Traders will be counting on the ECB to flesh out Draghi’s commitment with details when the bank holds its next meeting on Thursday.
Meanwhile, hopes are high that the US Federal Reserve will indicate it’s ready to embark on another round of stimulus to support a weakening economy.
The latest sign of weakness showed up Friday when the US Commerce Department reported that economic growth slowed during the second quarter to its lowest pace in a year. Gross domestic product rose 1.5%, which was roughly in line with expectations. That’s down from a revised two per cent gain in the first quarter.
Another sign of a slowing economy has been job creation, which last month came in at just 80,000. Expectations for July job creation are similarly modest at 100,000.
“This is an economy which is still largely driven by consumer spending so exports aren’t going to necessarily step up to a great degree and carry the burden of growth,” said David Watt, chief economist for HSBC Bank Canada.
“So if you don’t have jobs, you’re going to struggle to have consumer spending. So the fed looks at this to say, look, there is a potential that this could become a structural issue that could weigh on growth, so they probably need to do more.”
Some analysts say the Fed would want to wait longer in order to assess the strength of the economy, but Watt disagreed.

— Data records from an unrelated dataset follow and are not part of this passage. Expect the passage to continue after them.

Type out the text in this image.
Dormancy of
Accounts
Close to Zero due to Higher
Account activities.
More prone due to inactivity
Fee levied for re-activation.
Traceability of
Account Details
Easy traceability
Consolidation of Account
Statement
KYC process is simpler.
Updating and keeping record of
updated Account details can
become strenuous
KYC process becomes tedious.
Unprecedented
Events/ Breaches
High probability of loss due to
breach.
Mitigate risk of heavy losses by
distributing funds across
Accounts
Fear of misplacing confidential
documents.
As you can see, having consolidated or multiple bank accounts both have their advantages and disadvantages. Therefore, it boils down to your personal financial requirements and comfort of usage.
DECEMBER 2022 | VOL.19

“I would be more convinced if jobs were like 150,000 or even 120,000 on average but they’re slipping back,” he said.
“The job market at that pace is not going to draw people back into the labour market. That’s not going to start cutting the average duration of unemployment. You still got an average length of unemployment of about 40 weeks. I mean, that’s absolutely astonishing. You have to cut it in half to even get back to what used to be the worst during recessions.”
There have been suggestions that the Fed could embark on another round of stimulus known as quantitative easing, which involves the central bank printing more money to buy up bonds.
But Watt said that the Fed has other levers it can pull.
“When they’re in a situation like this, and they’re not meeting their mandate (for full employment), they have to do something,” he said.
“I’m sure they will come up with some creative measure to do it and some could very well dip into being de facto fiscal policy. And I’m sure that a number of people will be upset the Fed is going far beyond traditional monetary policy levers in order to take these actions.”